Il suo eclettismo lo portò anche a cimentarsi nella felice traduzione in vernacolo del noto componimento Il canto dell'odio di Lorenzo Stecchetti. La traduzione fu così ben riuscita da far dire al dotto letterato Domenico Franco che la copia aveva superato l'originale.
Il Patitari scrisse anche quattro brevi commedie in dialetto. La prima, una farsa, in un unico atto dal titolo Secolo XIX, la compose nel 1889. La seconda, La linfa del Prof. Hoch, uno scherzo comico in due atti, vide la luce nel 1890, ed avrà una seconda e definitiva stesura nel 1891. La terza la scrisse anche nel 1890 ed ebbe come titolo La serva o il marito ingenuo che nel 1891 divenne Le domestiche, un vaudeville in due atti. Infine, nel 1894, compose Serra vecchia nu sserra cchiui, commedia popolare in due atti, che è la più briosa e movimentata, ricca di imprevisti e di situazioni comiche. Nel 1892 aveva tradotto in dialetto gallipolino Il Cantico dei Cantici, uno scherzo comico in italiano, dell'illustre poeta e politico milanese Felice Cavallotti al quale il Nostro era unito da amicizia e simpatia politica.
Il mondo popolare gallipolino aveva offerto al Patitari, per le sue commedie in versi, una materia ricchissima e vivacissima di fatti e sentimenti ed egli, con un sorriso furbo e smaliziato, aveva osservato, cercato, indagato e scelto i suoi personaggi e li aveva fatti rivivere sulla scena con una sapiente e placida ironia, suscitando nello spettatore un riso sano e ristoratore e, contemporaneamente, una sensazione di malinconia a causa di un verso, di una frase gettata a fianco ad un delicato motteggio.

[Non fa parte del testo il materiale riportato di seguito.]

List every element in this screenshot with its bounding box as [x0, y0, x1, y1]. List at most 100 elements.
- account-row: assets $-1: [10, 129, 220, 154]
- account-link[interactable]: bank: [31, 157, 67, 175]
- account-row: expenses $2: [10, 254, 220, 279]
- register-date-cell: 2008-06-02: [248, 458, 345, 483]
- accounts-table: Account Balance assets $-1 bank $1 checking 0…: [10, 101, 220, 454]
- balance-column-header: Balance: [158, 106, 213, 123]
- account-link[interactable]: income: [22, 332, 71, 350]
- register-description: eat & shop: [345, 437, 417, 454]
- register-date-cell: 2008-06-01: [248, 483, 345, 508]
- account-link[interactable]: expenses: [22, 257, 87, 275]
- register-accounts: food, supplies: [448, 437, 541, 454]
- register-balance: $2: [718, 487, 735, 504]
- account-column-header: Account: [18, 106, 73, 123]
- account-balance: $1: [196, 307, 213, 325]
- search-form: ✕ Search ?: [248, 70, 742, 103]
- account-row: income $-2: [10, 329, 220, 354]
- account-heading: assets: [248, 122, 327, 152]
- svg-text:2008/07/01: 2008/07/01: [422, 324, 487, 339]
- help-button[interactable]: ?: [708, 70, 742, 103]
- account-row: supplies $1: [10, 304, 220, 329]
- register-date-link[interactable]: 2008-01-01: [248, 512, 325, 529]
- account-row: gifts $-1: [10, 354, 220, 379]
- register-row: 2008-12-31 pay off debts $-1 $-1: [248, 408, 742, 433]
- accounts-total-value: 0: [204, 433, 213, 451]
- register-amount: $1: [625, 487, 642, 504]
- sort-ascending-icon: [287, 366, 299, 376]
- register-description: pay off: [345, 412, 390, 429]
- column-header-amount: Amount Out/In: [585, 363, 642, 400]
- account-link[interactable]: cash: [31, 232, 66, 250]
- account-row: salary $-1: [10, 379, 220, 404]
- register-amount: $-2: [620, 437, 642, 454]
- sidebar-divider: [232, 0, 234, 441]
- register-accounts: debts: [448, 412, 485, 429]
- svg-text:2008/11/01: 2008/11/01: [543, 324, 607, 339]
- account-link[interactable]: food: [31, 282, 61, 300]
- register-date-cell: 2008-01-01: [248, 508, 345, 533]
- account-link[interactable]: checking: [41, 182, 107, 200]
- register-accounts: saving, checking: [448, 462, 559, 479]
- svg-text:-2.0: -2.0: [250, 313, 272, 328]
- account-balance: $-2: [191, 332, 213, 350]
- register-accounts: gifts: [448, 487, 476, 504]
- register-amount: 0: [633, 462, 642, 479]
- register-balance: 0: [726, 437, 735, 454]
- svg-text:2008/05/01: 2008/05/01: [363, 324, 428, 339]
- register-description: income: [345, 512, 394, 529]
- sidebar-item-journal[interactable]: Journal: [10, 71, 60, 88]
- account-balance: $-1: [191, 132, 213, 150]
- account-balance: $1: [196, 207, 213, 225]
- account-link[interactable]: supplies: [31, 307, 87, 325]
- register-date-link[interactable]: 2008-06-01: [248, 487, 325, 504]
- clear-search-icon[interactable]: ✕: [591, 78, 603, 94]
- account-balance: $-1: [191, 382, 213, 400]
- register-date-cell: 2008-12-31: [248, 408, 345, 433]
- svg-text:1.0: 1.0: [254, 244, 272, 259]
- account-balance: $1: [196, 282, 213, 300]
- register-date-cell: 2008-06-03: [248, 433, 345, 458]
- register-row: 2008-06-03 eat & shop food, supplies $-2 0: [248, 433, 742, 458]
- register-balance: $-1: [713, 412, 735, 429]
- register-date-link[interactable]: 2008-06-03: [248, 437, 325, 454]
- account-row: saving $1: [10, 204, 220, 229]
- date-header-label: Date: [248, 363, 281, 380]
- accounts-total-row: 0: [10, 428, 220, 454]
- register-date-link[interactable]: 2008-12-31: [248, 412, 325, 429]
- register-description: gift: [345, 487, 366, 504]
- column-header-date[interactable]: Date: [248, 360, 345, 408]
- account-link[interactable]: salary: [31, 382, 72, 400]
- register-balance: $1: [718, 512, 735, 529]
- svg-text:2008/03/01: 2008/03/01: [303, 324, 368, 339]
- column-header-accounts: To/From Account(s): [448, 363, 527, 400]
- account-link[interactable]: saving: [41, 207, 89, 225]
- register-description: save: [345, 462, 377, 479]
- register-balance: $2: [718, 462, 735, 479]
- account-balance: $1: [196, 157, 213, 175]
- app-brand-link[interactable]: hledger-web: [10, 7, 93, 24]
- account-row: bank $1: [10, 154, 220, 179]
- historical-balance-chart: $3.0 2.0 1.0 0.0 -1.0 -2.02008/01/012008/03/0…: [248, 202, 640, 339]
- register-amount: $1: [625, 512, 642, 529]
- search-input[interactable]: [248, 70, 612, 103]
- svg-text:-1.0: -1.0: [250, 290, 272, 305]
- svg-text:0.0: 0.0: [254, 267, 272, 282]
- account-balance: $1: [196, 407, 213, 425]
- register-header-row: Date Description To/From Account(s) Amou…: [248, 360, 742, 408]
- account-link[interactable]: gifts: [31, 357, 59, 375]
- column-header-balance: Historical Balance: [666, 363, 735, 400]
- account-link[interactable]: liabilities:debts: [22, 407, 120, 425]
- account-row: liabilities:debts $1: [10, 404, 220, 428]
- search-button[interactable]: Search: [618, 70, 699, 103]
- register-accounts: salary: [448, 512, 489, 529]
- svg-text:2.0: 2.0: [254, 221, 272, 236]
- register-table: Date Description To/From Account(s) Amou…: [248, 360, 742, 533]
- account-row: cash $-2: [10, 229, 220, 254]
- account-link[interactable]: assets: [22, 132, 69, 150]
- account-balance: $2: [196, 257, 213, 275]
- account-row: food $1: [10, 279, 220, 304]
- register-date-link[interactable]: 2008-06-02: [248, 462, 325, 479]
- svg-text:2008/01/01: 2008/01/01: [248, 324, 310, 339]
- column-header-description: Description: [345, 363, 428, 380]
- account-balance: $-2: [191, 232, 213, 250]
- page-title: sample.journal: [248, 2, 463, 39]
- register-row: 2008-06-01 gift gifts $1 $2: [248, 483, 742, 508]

Le sue commedie sono pervase di umorismo: in esse, il Patitari dimostra la sua capacità di rappresentare il ridicolo delle cose e dei personaggi senza manifestare una posizione puramente ostile e divertita ma evidenziando l'intervento di un'intelligenza arguta e pensosa e di una indulgente simpatia umana. Il suo è un umorismo lineare, schietto, limpido, senza tonalità grottesche, esuberante di umanità. Ecco perché il suo verso brilla di peculiare naturalezza, senza eccentricità: un verso che non è cinico ma che osserva con bonarietà i personaggi e che invita non solo al riso ma soprattutto alla comprensione umana ed al compatimento fraterno.